Definition of concepts:

  • data source: a single location providing access to a colletion of data. (web server, file system, database, CMS, ...). Data is read from a data source using crawler/agents. A data source must have an unique source ID within SMILA to refer to it without having to deal with the technical details of access.
  • source object: entity in data source. A crawler/agent can create multiple SMILA objects from a single object source (e.g. by extracting files from a ZIP archive). A source object can be identified with respect to its data source using a relatively simple key (URL, path, primary key, ...)
  • record: an entity representing a complete source object or a part of an source object to be processed by SMILA.
    • Can be split into multiple records.
    • Multiple records referring to different parts of the same source object can be merged again? Could be useful to split really large documents, process them section by section and merge the results again.
    • Can be written to storages or indexes.
    • Can be read from a storage in order to redo the rest of the processing (e.g. to

rebuild an index after ontology changes).


Record ID design

A Record ID must contain and it must be able to extract:

  • data source ID
  • key of source object in data source, relative to the definitions of the data source

These must be provided by the crawler/agent.

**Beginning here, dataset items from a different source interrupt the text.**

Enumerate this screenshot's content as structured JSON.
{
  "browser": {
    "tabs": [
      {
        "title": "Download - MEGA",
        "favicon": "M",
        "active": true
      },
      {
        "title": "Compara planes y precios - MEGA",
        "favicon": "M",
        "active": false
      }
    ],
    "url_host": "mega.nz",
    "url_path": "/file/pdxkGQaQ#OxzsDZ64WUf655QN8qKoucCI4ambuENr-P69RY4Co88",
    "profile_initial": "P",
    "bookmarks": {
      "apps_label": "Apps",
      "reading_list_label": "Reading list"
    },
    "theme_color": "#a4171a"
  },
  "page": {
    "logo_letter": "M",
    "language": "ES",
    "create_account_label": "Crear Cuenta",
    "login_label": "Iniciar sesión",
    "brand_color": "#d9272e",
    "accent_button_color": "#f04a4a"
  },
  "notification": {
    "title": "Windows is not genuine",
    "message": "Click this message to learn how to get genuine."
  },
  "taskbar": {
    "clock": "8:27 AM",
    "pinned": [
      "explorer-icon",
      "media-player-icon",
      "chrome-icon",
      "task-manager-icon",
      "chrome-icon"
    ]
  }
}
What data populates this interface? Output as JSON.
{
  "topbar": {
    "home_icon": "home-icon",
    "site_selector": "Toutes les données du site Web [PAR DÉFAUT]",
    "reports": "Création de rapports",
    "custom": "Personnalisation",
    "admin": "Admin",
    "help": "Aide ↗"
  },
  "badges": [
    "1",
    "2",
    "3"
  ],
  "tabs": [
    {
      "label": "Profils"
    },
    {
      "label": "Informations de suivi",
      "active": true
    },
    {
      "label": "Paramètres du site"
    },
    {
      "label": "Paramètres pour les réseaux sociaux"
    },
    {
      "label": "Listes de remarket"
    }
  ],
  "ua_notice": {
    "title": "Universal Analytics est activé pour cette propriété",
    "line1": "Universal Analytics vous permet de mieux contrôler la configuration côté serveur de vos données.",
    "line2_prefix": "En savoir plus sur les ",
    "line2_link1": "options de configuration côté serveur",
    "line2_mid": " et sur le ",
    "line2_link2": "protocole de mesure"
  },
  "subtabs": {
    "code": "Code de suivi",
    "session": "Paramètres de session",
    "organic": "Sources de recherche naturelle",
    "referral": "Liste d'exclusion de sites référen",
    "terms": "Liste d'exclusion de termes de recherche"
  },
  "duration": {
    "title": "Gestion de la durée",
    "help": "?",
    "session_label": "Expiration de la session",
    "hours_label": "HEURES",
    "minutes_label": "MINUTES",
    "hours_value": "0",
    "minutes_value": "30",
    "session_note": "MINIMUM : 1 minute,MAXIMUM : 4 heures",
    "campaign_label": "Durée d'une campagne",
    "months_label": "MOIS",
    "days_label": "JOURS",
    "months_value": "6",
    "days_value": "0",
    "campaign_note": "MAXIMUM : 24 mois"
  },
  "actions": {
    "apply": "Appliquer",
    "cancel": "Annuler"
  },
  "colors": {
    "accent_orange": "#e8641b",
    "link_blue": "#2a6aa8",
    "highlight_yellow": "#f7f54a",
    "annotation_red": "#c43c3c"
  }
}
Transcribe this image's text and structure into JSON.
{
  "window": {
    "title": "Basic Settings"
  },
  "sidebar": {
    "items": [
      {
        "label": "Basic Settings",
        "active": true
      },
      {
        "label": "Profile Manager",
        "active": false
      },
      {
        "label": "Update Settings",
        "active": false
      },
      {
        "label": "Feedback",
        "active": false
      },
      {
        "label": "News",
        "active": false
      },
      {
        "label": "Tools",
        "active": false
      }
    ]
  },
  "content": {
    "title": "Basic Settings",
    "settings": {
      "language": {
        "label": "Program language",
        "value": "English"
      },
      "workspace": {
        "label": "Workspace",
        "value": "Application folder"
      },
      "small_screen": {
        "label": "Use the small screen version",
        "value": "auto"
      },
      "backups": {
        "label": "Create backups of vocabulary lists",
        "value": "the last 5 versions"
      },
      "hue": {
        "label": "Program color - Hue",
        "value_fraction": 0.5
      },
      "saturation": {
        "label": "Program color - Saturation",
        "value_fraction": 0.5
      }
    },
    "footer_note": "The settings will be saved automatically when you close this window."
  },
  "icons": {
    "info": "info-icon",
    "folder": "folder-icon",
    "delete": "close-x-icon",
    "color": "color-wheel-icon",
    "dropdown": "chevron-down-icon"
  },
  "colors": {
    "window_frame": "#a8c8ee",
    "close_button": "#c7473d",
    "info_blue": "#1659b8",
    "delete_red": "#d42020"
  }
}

Source objects can have multiple key values, e.g. in database tables with a primary key consisting of multiple columns.

During processing, the record ID may/can be enhanced:

  • Part specification after splitting a compound
    • Element: part of a container, e.g. path in archive (what about recursion: part of part of part...), attachment index in mails, etc. The element is identified by another key which is relative to the container element.
    • Fragment: identified by page number, section number, section name, etc.

If merging is supported, multiple records belonging to the same source object can be merged into a single record. The merged ID must reflect this.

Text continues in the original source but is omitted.